Hyperledger wants Caliper to be used by its other projects as a reference when building out frameworks and choosing blockchain implementations.
“The performance of a blockchain solution is one of the most concerned features from blockchain users. However, currently there is not a general tool that serves to provide performance evaluations for different blockchain solutions based on a set of neutral and commonly accepted rules,” the Hyperledger team wrote in a blog post. “Some reports exist on the performance of different blockchain implementations in various scenarios, however there is not a commonly accepted blockchain benchmarking tool. Hyperledger Caliper is a benchmark tool for blockchain frameworks and relies on a functioning blockchain implementation as the benchmarking target. However, tools that can quickly bring up a blockchain network are ideal to cooperate with Caliper.”

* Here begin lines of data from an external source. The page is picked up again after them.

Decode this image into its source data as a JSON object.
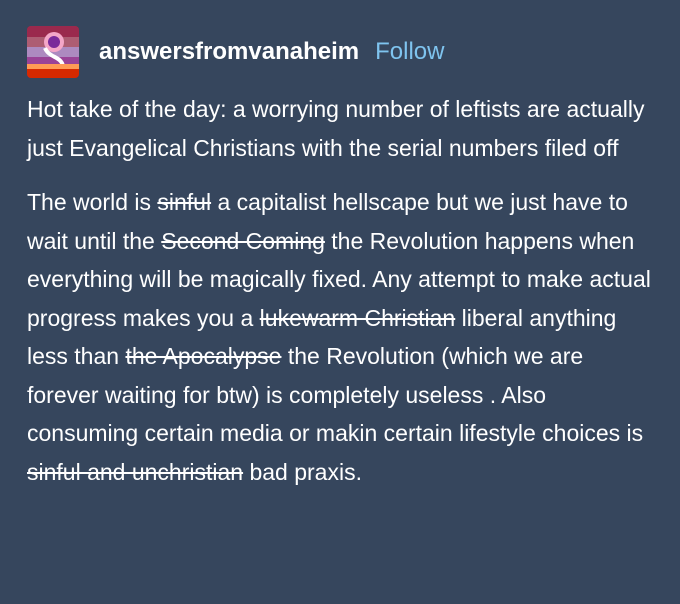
{
  "post": {
    "username": "answersfromvanaheim",
    "follow_label": "Follow",
    "avatar_icon": "pride-flag-avatar-icon",
    "colors": {
      "background": "#36465d",
      "text": "#ffffff",
      "follow": "#7fc4ef"
    },
    "paragraph1": "Hot take of the day: a worrying number of leftists are actually just Evangelical Christians  with the serial numbers filed off",
    "paragraph2": {
      "s1": "The world is ",
      "strike1": "sinful",
      "s2": " a capitalist hellscape but we just have to wait until the ",
      "strike2": "Second Coming",
      "s3": " the Revolution happens when everything will be magically fixed. Any attempt to make actual progress makes you a ",
      "strike3": "lukewarm Christian",
      "s4": " liberal anything less than ",
      "strike4": "the Apocalypse",
      "s5": " the Revolution (which we are forever waiting for btw) is completely useless . Also consuming certain media or makin certain lifestyle choices is ",
      "strike5": "sinful and unchristian",
      "s6": " bad praxis."
    }
  }
}
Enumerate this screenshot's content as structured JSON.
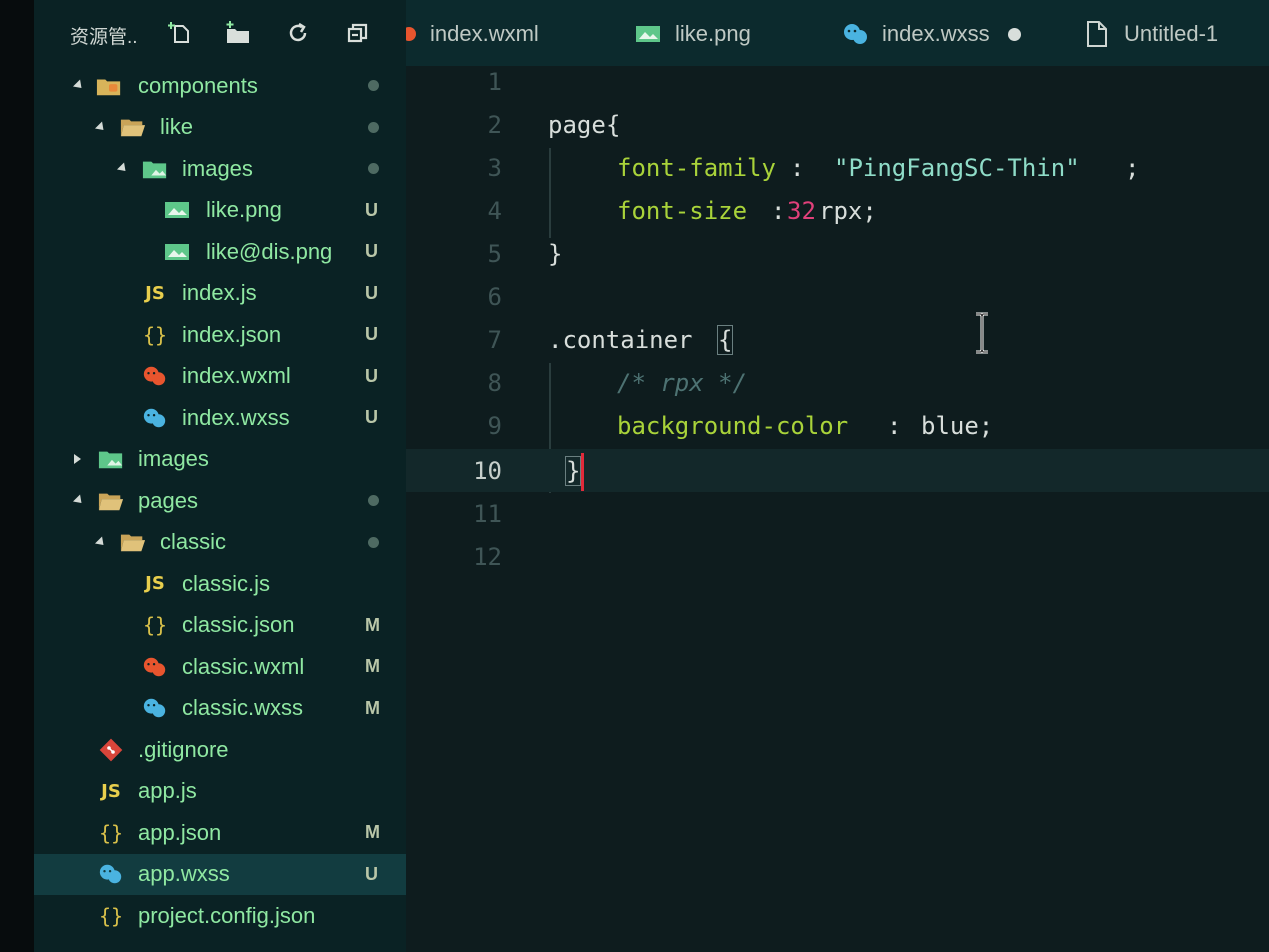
{
  "sidebar": {
    "title": "资源管..",
    "header_icons": [
      "new-file-icon",
      "new-folder-icon",
      "refresh-icon",
      "collapse-all-icon"
    ],
    "items": [
      {
        "label": "components",
        "badge": "",
        "dot": true,
        "icon": "folder-component-icon"
      },
      {
        "label": "like",
        "badge": "",
        "dot": true,
        "icon": "folder-open-icon"
      },
      {
        "label": "images",
        "badge": "",
        "dot": true,
        "icon": "folder-images-icon"
      },
      {
        "label": "like.png",
        "badge": "U",
        "dot": false,
        "icon": "image-file-icon"
      },
      {
        "label": "like@dis.png",
        "badge": "U",
        "dot": false,
        "icon": "image-file-icon"
      },
      {
        "label": "index.js",
        "badge": "U",
        "dot": false,
        "icon": "js-file-icon"
      },
      {
        "label": "index.json",
        "badge": "U",
        "dot": false,
        "icon": "json-file-icon"
      },
      {
        "label": "index.wxml",
        "badge": "U",
        "dot": false,
        "icon": "wxml-file-icon"
      },
      {
        "label": "index.wxss",
        "badge": "U",
        "dot": false,
        "icon": "wxss-file-icon"
      },
      {
        "label": "images",
        "badge": "",
        "dot": false,
        "icon": "folder-images-icon"
      },
      {
        "label": "pages",
        "badge": "",
        "dot": true,
        "icon": "folder-open-icon"
      },
      {
        "label": "classic",
        "badge": "",
        "dot": true,
        "icon": "folder-open-icon"
      },
      {
        "label": "classic.js",
        "badge": "",
        "dot": false,
        "icon": "js-file-icon"
      },
      {
        "label": "classic.json",
        "badge": "M",
        "dot": false,
        "icon": "json-file-icon"
      },
      {
        "label": "classic.wxml",
        "badge": "M",
        "dot": false,
        "icon": "wxml-file-icon"
      },
      {
        "label": "classic.wxss",
        "badge": "M",
        "dot": false,
        "icon": "wxss-file-icon"
      },
      {
        "label": ".gitignore",
        "badge": "",
        "dot": false,
        "icon": "git-file-icon"
      },
      {
        "label": "app.js",
        "badge": "",
        "dot": false,
        "icon": "js-file-icon"
      },
      {
        "label": "app.json",
        "badge": "M",
        "dot": false,
        "icon": "json-file-icon"
      },
      {
        "label": "app.wxss",
        "badge": "U",
        "dot": false,
        "icon": "wxss-file-icon"
      },
      {
        "label": "project.config.json",
        "badge": "",
        "dot": false,
        "icon": "json-file-icon"
      }
    ]
  },
  "tabs": [
    {
      "label": "index.wxml",
      "icon": "wxml-file-icon"
    },
    {
      "label": "like.png",
      "icon": "image-file-icon"
    },
    {
      "label": "index.wxss",
      "icon": "wxss-file-icon",
      "modified": true
    },
    {
      "label": "Untitled-1",
      "icon": "document-icon"
    }
  ],
  "editor": {
    "line_numbers": [
      "1",
      "2",
      "3",
      "4",
      "5",
      "6",
      "7",
      "8",
      "9",
      "10",
      "11",
      "12"
    ],
    "active_line": "10",
    "code": {
      "l2_selector": "page",
      "l2_brace": "{",
      "l3_prop": "font-family",
      "l3_colon": ": ",
      "l3_value": "\"PingFangSC-Thin\"",
      "l3_semi": ";",
      "l4_prop": "font-size",
      "l4_colon": ":",
      "l4_num": "32",
      "l4_unit": "rpx;",
      "l5_brace": "}",
      "l7_selector": ".container",
      "l7_brace": "{",
      "l8_comment": "/* rpx */",
      "l9_prop": "background-color",
      "l9_colon": ": ",
      "l9_value": "blue;",
      "l10_brace": "}"
    }
  },
  "colors": {
    "property": "#a9d33a",
    "string": "#8fdcc8",
    "number": "#e0407a",
    "comment": "#4d7272",
    "text": "#d8dedb",
    "tree_label": "#8fe8a2"
  }
}
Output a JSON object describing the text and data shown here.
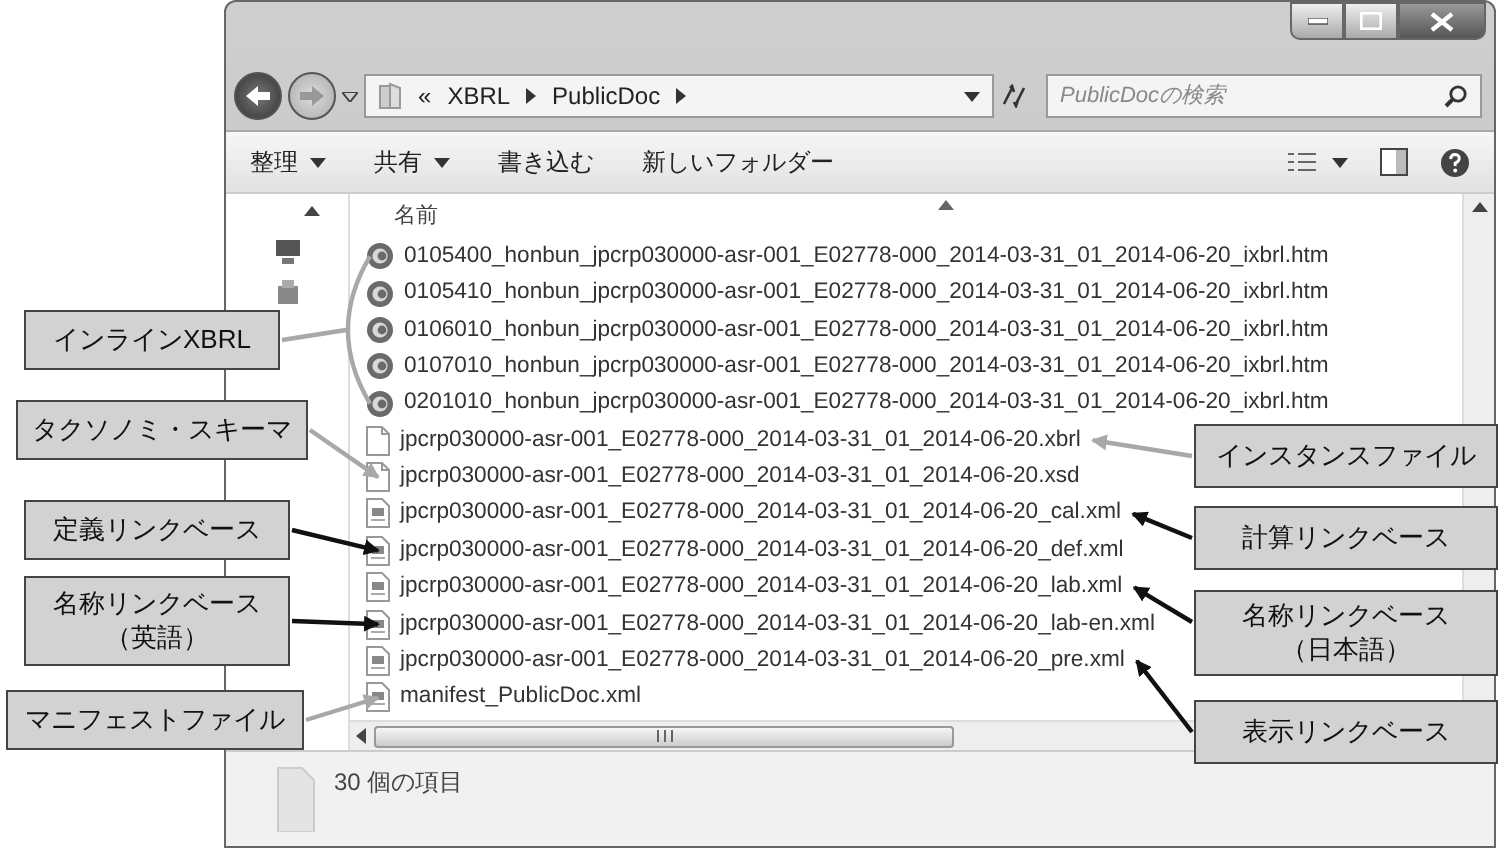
{
  "address_bar": {
    "overflow": "«",
    "crumbs": [
      "XBRL",
      "PublicDoc"
    ]
  },
  "search": {
    "placeholder": "PublicDocの検索"
  },
  "toolbar": {
    "items": [
      {
        "label": "整理",
        "dropdown": true
      },
      {
        "label": "共有",
        "dropdown": true
      },
      {
        "label": "書き込む",
        "dropdown": false
      },
      {
        "label": "新しいフォルダー",
        "dropdown": false
      }
    ]
  },
  "file_list": {
    "columns": [
      "名前"
    ],
    "files": [
      {
        "name": "0105400_honbun_jpcrp030000-asr-001_E02778-000_2014-03-31_01_2014-06-20_ixbrl.htm",
        "kind": "web"
      },
      {
        "name": "0105410_honbun_jpcrp030000-asr-001_E02778-000_2014-03-31_01_2014-06-20_ixbrl.htm",
        "kind": "web"
      },
      {
        "name": "0106010_honbun_jpcrp030000-asr-001_E02778-000_2014-03-31_01_2014-06-20_ixbrl.htm",
        "kind": "web"
      },
      {
        "name": "0107010_honbun_jpcrp030000-asr-001_E02778-000_2014-03-31_01_2014-06-20_ixbrl.htm",
        "kind": "web"
      },
      {
        "name": "0201010_honbun_jpcrp030000-asr-001_E02778-000_2014-03-31_01_2014-06-20_ixbrl.htm",
        "kind": "web"
      },
      {
        "name": "jpcrp030000-asr-001_E02778-000_2014-03-31_01_2014-06-20.xbrl",
        "kind": "blank"
      },
      {
        "name": "jpcrp030000-asr-001_E02778-000_2014-03-31_01_2014-06-20.xsd",
        "kind": "blank"
      },
      {
        "name": "jpcrp030000-asr-001_E02778-000_2014-03-31_01_2014-06-20_cal.xml",
        "kind": "xml"
      },
      {
        "name": "jpcrp030000-asr-001_E02778-000_2014-03-31_01_2014-06-20_def.xml",
        "kind": "xml"
      },
      {
        "name": "jpcrp030000-asr-001_E02778-000_2014-03-31_01_2014-06-20_lab.xml",
        "kind": "xml"
      },
      {
        "name": "jpcrp030000-asr-001_E02778-000_2014-03-31_01_2014-06-20_lab-en.xml",
        "kind": "xml"
      },
      {
        "name": "jpcrp030000-asr-001_E02778-000_2014-03-31_01_2014-06-20_pre.xml",
        "kind": "xml"
      },
      {
        "name": "manifest_PublicDoc.xml",
        "kind": "xml"
      }
    ]
  },
  "status_bar": {
    "text": "30 個の項目"
  },
  "callouts": [
    {
      "lines": [
        "インラインXBRL"
      ],
      "color": "#a8a8a8"
    },
    {
      "lines": [
        "タクソノミ・スキーマ"
      ],
      "color": "#a8a8a8"
    },
    {
      "lines": [
        "定義リンクベース"
      ],
      "color": "#111111"
    },
    {
      "lines": [
        "名称リンクベース",
        "（英語）"
      ],
      "color": "#111111"
    },
    {
      "lines": [
        "マニフェストファイル"
      ],
      "color": "#a8a8a8"
    },
    {
      "lines": [
        "インスタンスファイル"
      ],
      "color": "#a8a8a8"
    },
    {
      "lines": [
        "計算リンクベース"
      ],
      "color": "#111111"
    },
    {
      "lines": [
        "名称リンクベース",
        "（日本語）"
      ],
      "color": "#111111"
    },
    {
      "lines": [
        "表示リンクベース"
      ],
      "color": "#111111"
    }
  ]
}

A key component of Caliper is the adaptation layer. This enables the integration multiple blockchain solutions into the framework. The adaptor is implemented for each blockchain system under test and is responsible for the translation of Caliper NBIs (NorthBound interfaces) into corresponding blockchain protocol. The NBIs provides interaction with backend blockchain system.
Hyperledger believes a common benchmarking tool is necessary because performance reports don’t often provide the source code, making it hard to validate the evaluation, and there are no common defined indicators. “Hyperledger Caliper is not intended to make judgments and will not publish benchmark results, but provide benchmark tools for users,” the team wrote.
Currently, developers from Huawei, Hyperchain, Oracle, Bitwise, Soramitsu, IBM and the Budapest University of Technology and Economics are contributing to the project, and Hyperledger is encouraging more to assist.
“The hope is that Hyperledger Caliper provides the community with a functioning benchmark tool capable of running against many Hyperledger frameworks,” Hyperledger wrote. “With the help of the community, we will be putting continuous effort into the definition of performance indicators and benchmark use cases. The success of the project will depend on many users within the community using it as the benchmark tool.”